Ser feliz, ¿una cuestión de práctica?

Da gusto observar a quien despliega arte y soltura en una actividad. Uno puede preguntarse si esa persona contaba con un buen potencial en los inicios, si tenía contactos que le ayudaran o si le aupó a la excelencia su inusitada pasión.

Todos esos factores pudieron jugar a favor. Pero lo que le hizo desarrollar esa admirable destreza fue la práctica.

Nos lo puede confirmar cualquier as del deporte, de la música, de la cocina, etc. Aunque no hace falta. Tú y yo lo hemos comprobado, vista la mejoría en las actividades que practicamos con asiduidad.

deporte

Y no sólo mejoramos en actividades donde típicamente la práctica supone un progreso: el trabajo, un deporte, la cocina, hablar en público y demás.

Con la práctica también progresamos en actitudes y habilidades relacionadas con vivir más contentos y felices. No hay diferencia respecto a las anteriores.

Por ejemplo:

Practicar el humor: Buscas motivos para reír y situaciones divertidas en lo que te sale al paso. Al principio, se te da regular. Pero con el tiempo vas haciéndote más hábil en esto. Tan hábil, que cada vez menos te cuesta improvisar una sonrisa ante un panorama difícil.

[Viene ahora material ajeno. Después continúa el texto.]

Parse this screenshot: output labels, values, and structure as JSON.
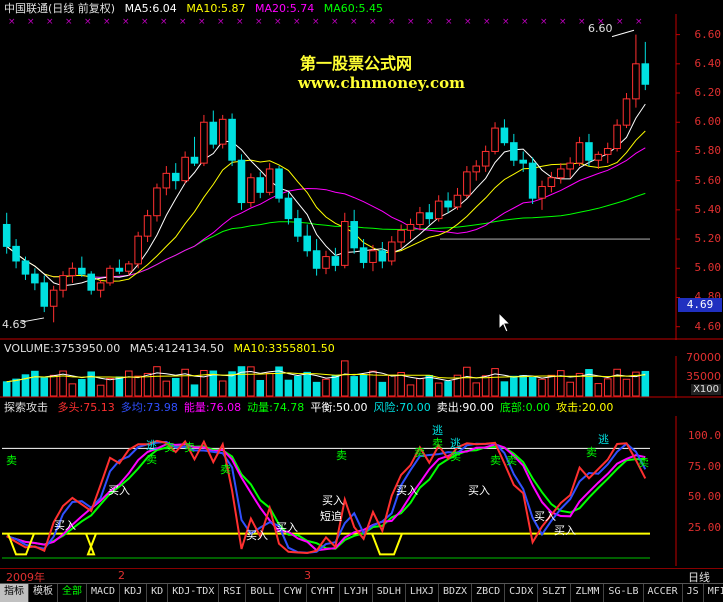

Practicar el valor: Maldita la gracia que te hace reclamar en la tienda cuando te han dado un artículo defectuoso, decirle que no a quien te presiona o dar la cara cuando has cometido un error. Sin embargo, es la práctica de estos gestos la que te hace más valiente cada día.

Practicar el amor: Escuchar al otro, dar y recibir críticas o cumplidos, resolver diferencias… y todas esas acciones relacionadas con el amor también mejoran con la práctica.

A lo largo del día uno está practicando más cosas de las que parece. 😀

Al margen de que unas personas tengan más facilidades que otras para desarrollar ciertas habilidades, tú puedes progresar en las que a ti te interesen, incluidas ésas que están relacionadas con vivir mejor.

Elige las que quieras. Que ocasiones para practicar, no te van a faltar.